Creatures is in opposition to Jane Austen’s stories with happy endings. In fact, Elizabeth chides her sister for living in the unreal world of Miss Austen. Elizabeth and her sisters – poor, unattractive, ungainly – have no hope of a good match, but they have learned to live with the disappointment, burying themselves in reading, gardening, and fossil hunting.
Mary and Elizabeth charge into the new, masculine world of paleontology and discover new species. Ironically, these women, “fossilized” by society, become famous for their fossils. The author also uses Brontë’s term, “creature,” to refer to the women in the story lending a double meaning to the title.
In the novel Girl with a Pearl Earring, Chevalier captured the feeling, atmosphere, and language of 17th-century Holland. She has done the same with England in the opening years of the 1800s. The chapters alternate narrators between Elizabeth and Mary, and Chevalier accurately voices Elizabeth, an upper class woman who is painfully aware of her circumstances and place in society, and Mary, the eldest daughter of a family struggling on the precipice of financial ruin and the workhouse.
Elizabeth says, “‘You must pardon my sister, sir,’ I said now. ‘Just before you arrived she had been complaining of a cough. She would not want to inflict her illness on a visitor’” (74).
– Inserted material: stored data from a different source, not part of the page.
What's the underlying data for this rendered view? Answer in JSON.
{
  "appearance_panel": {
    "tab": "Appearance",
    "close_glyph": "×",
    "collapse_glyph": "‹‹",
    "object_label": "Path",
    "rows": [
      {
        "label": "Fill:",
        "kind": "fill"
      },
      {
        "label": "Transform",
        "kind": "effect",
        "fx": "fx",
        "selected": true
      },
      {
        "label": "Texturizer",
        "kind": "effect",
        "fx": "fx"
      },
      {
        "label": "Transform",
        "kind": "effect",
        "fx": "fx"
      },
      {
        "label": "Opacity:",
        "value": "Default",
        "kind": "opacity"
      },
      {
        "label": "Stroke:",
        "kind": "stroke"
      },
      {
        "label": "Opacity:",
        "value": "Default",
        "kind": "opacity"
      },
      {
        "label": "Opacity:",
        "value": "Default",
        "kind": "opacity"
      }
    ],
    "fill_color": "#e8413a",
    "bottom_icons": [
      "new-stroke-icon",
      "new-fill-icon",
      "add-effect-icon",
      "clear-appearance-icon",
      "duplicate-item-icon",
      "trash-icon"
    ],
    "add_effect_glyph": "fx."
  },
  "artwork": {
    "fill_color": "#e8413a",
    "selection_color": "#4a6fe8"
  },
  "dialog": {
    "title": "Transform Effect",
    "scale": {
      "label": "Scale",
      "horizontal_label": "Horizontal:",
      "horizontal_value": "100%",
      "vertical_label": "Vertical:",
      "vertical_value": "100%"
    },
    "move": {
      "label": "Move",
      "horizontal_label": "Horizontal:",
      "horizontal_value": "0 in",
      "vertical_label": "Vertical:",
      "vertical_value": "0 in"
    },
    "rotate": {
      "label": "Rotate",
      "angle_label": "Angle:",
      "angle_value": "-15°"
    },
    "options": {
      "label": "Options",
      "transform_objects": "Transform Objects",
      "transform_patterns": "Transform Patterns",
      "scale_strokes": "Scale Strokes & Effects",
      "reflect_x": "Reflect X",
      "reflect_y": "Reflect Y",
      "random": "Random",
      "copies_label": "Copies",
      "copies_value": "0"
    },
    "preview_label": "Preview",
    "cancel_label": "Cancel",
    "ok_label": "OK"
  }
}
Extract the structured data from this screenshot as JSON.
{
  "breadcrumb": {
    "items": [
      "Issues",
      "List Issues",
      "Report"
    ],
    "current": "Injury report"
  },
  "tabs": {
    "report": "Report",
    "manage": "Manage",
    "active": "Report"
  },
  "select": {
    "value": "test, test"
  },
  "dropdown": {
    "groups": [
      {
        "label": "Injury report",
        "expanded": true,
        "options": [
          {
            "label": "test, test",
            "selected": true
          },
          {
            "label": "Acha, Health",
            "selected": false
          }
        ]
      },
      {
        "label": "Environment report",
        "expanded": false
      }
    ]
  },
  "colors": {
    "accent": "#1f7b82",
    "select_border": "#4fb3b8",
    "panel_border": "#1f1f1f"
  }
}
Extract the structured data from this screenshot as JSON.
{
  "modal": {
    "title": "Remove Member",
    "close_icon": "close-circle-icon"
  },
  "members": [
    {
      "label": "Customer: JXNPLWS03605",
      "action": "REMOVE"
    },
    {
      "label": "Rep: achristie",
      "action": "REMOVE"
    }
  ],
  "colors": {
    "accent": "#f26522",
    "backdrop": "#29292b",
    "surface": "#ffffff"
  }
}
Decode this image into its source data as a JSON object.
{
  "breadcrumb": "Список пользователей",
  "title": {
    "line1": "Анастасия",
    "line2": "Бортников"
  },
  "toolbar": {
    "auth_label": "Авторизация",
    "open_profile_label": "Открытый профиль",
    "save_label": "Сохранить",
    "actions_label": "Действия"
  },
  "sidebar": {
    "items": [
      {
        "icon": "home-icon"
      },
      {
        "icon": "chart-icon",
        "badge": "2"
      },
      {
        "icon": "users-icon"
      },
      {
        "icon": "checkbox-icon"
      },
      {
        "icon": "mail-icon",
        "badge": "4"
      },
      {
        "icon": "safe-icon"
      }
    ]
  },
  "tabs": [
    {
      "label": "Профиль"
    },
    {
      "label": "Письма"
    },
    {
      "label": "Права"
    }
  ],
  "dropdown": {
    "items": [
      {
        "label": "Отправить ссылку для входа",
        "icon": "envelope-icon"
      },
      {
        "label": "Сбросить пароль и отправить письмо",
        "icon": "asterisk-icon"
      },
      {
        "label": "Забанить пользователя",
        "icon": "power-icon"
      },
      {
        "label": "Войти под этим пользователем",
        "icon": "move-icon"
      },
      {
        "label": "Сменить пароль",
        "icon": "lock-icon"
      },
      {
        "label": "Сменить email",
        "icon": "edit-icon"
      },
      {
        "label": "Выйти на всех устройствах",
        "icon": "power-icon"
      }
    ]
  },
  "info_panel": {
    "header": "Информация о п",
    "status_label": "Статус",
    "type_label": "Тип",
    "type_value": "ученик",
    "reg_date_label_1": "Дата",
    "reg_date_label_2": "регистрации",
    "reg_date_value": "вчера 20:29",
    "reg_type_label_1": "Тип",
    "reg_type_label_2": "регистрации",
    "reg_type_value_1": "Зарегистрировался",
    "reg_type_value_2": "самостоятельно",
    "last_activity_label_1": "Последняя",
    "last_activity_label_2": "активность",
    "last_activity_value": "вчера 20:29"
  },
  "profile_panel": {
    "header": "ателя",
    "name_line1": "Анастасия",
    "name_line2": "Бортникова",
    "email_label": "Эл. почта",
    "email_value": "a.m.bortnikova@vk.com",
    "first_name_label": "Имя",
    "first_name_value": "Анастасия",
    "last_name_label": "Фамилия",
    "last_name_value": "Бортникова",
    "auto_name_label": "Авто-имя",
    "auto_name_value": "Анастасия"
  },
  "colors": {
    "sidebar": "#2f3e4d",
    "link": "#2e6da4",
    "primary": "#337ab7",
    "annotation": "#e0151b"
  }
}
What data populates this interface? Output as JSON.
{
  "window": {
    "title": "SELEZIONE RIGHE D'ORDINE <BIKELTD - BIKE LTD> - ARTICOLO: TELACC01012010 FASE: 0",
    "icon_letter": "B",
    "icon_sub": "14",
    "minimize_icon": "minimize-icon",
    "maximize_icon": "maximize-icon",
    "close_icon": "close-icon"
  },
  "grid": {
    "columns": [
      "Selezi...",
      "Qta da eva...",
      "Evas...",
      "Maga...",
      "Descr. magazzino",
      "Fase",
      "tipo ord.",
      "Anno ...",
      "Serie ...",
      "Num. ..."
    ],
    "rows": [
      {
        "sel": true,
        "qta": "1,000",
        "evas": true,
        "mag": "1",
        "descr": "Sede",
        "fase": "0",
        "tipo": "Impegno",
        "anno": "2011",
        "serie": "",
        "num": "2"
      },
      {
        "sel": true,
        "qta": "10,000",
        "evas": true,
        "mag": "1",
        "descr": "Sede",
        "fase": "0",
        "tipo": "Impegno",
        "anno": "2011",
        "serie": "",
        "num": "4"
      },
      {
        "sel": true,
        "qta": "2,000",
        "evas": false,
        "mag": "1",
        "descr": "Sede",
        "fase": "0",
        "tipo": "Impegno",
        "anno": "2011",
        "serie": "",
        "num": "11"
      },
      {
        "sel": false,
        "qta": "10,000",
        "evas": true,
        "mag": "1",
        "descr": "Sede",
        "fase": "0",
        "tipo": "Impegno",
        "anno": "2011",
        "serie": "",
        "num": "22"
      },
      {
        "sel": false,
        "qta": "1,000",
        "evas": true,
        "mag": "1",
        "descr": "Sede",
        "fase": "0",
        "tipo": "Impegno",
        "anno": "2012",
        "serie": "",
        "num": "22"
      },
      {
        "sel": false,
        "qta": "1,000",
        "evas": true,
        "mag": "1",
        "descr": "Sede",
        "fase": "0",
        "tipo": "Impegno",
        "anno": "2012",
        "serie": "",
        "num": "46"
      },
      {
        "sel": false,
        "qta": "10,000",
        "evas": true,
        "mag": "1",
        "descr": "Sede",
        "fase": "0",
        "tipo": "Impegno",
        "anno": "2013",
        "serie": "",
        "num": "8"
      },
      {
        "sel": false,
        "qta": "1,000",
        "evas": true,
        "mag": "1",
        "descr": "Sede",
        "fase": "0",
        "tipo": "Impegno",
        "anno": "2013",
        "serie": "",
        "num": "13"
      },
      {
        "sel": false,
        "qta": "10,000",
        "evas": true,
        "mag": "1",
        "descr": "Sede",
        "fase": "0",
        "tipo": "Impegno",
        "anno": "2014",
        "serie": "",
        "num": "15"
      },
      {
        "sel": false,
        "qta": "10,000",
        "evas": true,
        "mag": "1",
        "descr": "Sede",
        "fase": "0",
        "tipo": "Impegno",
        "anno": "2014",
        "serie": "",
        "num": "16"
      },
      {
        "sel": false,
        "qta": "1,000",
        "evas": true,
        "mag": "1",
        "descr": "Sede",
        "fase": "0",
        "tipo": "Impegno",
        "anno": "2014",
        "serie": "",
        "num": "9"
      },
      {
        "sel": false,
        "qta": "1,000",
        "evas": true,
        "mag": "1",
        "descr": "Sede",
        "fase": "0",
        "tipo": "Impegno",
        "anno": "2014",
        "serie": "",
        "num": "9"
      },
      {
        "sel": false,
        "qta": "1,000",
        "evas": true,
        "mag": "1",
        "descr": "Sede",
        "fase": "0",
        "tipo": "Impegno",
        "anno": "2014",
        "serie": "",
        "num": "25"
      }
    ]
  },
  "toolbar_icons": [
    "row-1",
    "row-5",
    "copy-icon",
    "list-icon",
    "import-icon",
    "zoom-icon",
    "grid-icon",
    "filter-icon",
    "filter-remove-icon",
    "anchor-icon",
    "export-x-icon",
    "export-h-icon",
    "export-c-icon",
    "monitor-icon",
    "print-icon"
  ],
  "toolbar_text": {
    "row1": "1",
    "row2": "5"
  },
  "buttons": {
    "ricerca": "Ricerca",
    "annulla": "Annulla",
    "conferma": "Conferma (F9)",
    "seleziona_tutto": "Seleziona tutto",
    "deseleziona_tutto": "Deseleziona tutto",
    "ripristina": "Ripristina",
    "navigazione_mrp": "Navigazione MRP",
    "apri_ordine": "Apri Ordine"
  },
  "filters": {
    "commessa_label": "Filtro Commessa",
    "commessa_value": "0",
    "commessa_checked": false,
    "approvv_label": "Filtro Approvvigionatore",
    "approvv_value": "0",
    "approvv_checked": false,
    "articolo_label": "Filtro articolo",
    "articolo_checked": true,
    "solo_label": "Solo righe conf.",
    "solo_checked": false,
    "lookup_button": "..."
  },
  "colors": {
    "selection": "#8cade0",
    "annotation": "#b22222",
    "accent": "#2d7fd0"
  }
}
Right off the pages of Pride and Prejudice!
Mary, on the other hand sounds like this, “It weren’t just the money from selling the croc that changed things. It was knowing there was something to hunt for and I was better at finding it than most – this was what were different.” (111)
Unlike most of Austen’s Regency women, Mary pursues her passion regardless of the whispers of the townspeople, while Elizabeth is a bit more reserved, she does, on occasion, get her hackles up – a bit like Elizabeth Bennett of Pride and Prejudice.
For fans of Austen and Brontë, or readers interested in the early days of paleontology, or for those interested in period pieces set in 19th century England, or those who simply love a great story, this novel has something for everyone. Five stars.